Quo vadis? Uma reflexão sobre ensinar e aprender em tempos de covid-19
Da próxima vez que caminhar pelo campus do Instituto Politécnico de Beja, onde actualmente lecciono, e der de caras com as multidões de alunos com os olhos postos no ecrã, digo, no chão, não hesitarei em perguntar-lhes: quo vadis?
Uma das reflexões mais prementes que a recente pandemia tem vindo a suscitar é a especificidade da comunicação à distância, com as respectivas consequências para o ensino e a aprendizagem. Concretamente, questiona-se acerca da sua maior ou menor eficácia.
Se tivermos em conta que, como recorda Patrice Pavis (2016), passamos um terço da nossa existência online, o actual cenário poderá, quiçá, parecer-nos menos exótico. Com a agravante de que desta vez não tivemos escolha: fomos literalmente atirados para o bunker digital a partir do qual passámos a ser obrigados a viver e a interagir. Como diria o poeta sueco Thomas Tranströmer, numa minha adaptação tosca do seu terceiro andamento do poema Preludes: o nosso apartamento vazio passou a ser um enorme telescópio virado para o céu. Mantenho vazio, como no original, porque nunca como hoje, na história recente da humanidade (e, sublinho, na história recente), a solidão se tornou um sentimento tão generalizado ou, pelo menos, discutido de forma tão ampla e veemente no espaço público. Será?

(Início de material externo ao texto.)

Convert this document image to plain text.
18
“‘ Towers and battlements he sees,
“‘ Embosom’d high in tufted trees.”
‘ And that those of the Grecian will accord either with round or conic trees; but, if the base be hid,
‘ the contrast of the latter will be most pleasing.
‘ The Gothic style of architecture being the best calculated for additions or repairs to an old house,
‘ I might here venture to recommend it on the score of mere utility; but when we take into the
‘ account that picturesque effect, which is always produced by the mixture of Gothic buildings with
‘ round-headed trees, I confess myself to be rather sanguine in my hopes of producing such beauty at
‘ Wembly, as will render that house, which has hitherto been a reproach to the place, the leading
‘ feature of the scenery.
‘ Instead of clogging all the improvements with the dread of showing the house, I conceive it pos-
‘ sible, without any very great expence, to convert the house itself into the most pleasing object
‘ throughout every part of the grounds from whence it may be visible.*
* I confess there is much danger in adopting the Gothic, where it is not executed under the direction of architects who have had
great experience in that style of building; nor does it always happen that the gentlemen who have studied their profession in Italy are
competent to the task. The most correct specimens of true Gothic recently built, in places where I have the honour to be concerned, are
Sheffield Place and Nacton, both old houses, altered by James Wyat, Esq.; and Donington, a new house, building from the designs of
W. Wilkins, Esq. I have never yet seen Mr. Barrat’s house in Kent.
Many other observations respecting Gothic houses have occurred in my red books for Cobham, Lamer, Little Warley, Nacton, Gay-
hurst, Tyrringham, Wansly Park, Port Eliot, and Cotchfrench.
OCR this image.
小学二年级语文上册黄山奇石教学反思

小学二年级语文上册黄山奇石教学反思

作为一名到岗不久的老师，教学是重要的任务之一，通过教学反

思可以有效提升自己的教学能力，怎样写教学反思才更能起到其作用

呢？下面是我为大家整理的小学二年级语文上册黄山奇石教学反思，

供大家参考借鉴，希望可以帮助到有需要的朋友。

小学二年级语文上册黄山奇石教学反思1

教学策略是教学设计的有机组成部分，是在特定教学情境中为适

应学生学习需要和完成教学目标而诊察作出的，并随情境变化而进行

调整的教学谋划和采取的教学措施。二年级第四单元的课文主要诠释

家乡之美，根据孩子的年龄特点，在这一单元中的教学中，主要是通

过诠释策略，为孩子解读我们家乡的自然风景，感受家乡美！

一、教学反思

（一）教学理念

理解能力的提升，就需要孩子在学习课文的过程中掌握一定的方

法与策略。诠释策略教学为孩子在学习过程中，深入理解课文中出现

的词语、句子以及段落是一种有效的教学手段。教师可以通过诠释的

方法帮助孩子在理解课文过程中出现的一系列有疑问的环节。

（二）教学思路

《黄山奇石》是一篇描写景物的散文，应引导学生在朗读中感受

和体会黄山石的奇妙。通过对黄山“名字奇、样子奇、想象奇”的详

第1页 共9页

O mesmo Pavis observa que é aquela realidade virtual que nos leva a duvidar de toda e qualquer identidade estável ou possibilidade de autenticidade. Bruno Latour, numa belíssima reflexão intitulada Waiting for Gaia (2011), refere, a propósito das alterações climáticas, que a dificuldade desta batalha se prende, no geral, com um falso sentimento de irrealidade pós-natural responsável por aquilo que o autor designa como “dissonância cognitiva”, entre a urgência da acção e a percepção demasiado fragmentada de cada um acerca desta calamidade. E daí a inacção. Também nesta linha, Sarah Bay-Cheng observa que o “teatro”, latu sensu, se tornou o media por excelência da cultura contemporânea. Explica: o mais privado dos nossos espaços, como a área imediatamente defronte aos nossos olhos, ou as nossas próprias células, tornaram-se o mais público dos espaços e aquele no qual actuamos permanentemente, ainda que sem consciência. Qualquer semelhança com as tracking apps não é pura coincidência.
Um debate recorrente nas minhas aulas é o de como a comunicação tem muito mais a ver com presença do que com linguagem. Na primeira aula online que leccionei através do tão afamado Zoom, surpreendi, acho, as minhas alunas ao dizer-lhes que não tínhamos mais como objectivo, este semestre, cumprir o syllabus. Mas, sim, perceber que a presença ou não presença, o estar ou não estar e devidas repercussões na comunicação, linguagem, interacção, logo, na existência e conhecimento de nós e do mundo, devem ser uma escolha. Essa é, considero, a grande lição, já que o que esta (ir)realidade nos veio mostrar, de forma mais ou menos abrupta e violenta, é o que acontece quando não escolhemos. As consequências são por demais evidentes. Serão?
Da próxima vez que caminhar pelo campus do Instituto Politécnico de Beja, onde actualmente lecciono, e der de caras com as multidões de alunos com os olhos postos no ecrã, digo, no chão, não hesitarei em perguntar-lhes: quo vadis? É que não consigo deixar de pensar na subtil analogia fonológica entre covid e a célebre expressão latina Quo vadis?. Para onde caminhamos? Porque, mais do que parar, é tempo de decidir para onde queremos ir, digo, onde queremos ou não estar.